According to the 2006 WSOP champ, Jamie Gold, he would like to be recognized as the best bluffer in the poker world. But if his last tournament is any indication, his wish may not come true at all.
The setting is the 2007 Doyle Brunson Five Diamond World Poker Classic held at the Las Vegas Bellagio in 2007. Featuring $50 – $100 blinds and a $15,000 buy-in, Darrell Dicken is just barely holding on. The seat 4 player has just raised his wager to $300, a minor increase with only one player taking the bait. “I put him as being weak,” Jamie said, “I was thinking about raising, but instead I just called with a 10-3 of hearts to see what would happen.”
Jamie believed that Brad Booth would make a move, which he did. He re-raised to $1600 from the big blind. Gold had the idea that Booth had a good hand, but he was in an excellent position to make a move taking into account the quantity of dead money in the pot. Dicken folded, and the unknown in Seat 4 called Booth’s raise.
Now there was over $4000 in the pot, so Jamie raised the wager by $4000. His thought was, only if someone else had aces or kings there would be no chance they would make that call. Jamie’s strategy was to make a huge move on the flop, as long as no ace came up.
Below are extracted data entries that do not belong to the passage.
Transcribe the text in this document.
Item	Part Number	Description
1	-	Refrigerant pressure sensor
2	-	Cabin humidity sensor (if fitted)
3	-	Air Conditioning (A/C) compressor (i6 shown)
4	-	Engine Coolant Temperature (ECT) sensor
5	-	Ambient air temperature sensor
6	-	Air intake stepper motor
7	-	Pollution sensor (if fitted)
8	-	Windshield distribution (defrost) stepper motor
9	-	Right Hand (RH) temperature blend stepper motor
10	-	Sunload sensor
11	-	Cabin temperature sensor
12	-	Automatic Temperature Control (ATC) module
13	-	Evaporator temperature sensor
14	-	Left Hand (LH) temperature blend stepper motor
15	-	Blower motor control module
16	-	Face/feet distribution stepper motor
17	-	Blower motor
The second part of his strategy was to get Booth to fold, which he did. Booth folded with pocket queens.
Out of the flop there was an ace of ace-6-5, two clubs. The player in seat 4 checked and Jamie bet $2000. Jamie’s initial thought was to make him think that he had clubs. Seat 4 tossed out a $10,000 chip, but didn’t say anything thus changing his raise into a call. Jamie’s thought was that seat 4 definitely had an ace, but you have to look after it in case he hits his set on the upcoming poker card.
A 2 of hearts was dealt on the turn, and Jamie decided to fold to what he thought was a top pair kicker. Seat 4 displayed a king-jack off suit. Seat 4 fooled Gold by bluffing with a superb hand, he made a great poker play and continued with the bluff to the end of the poker tournament.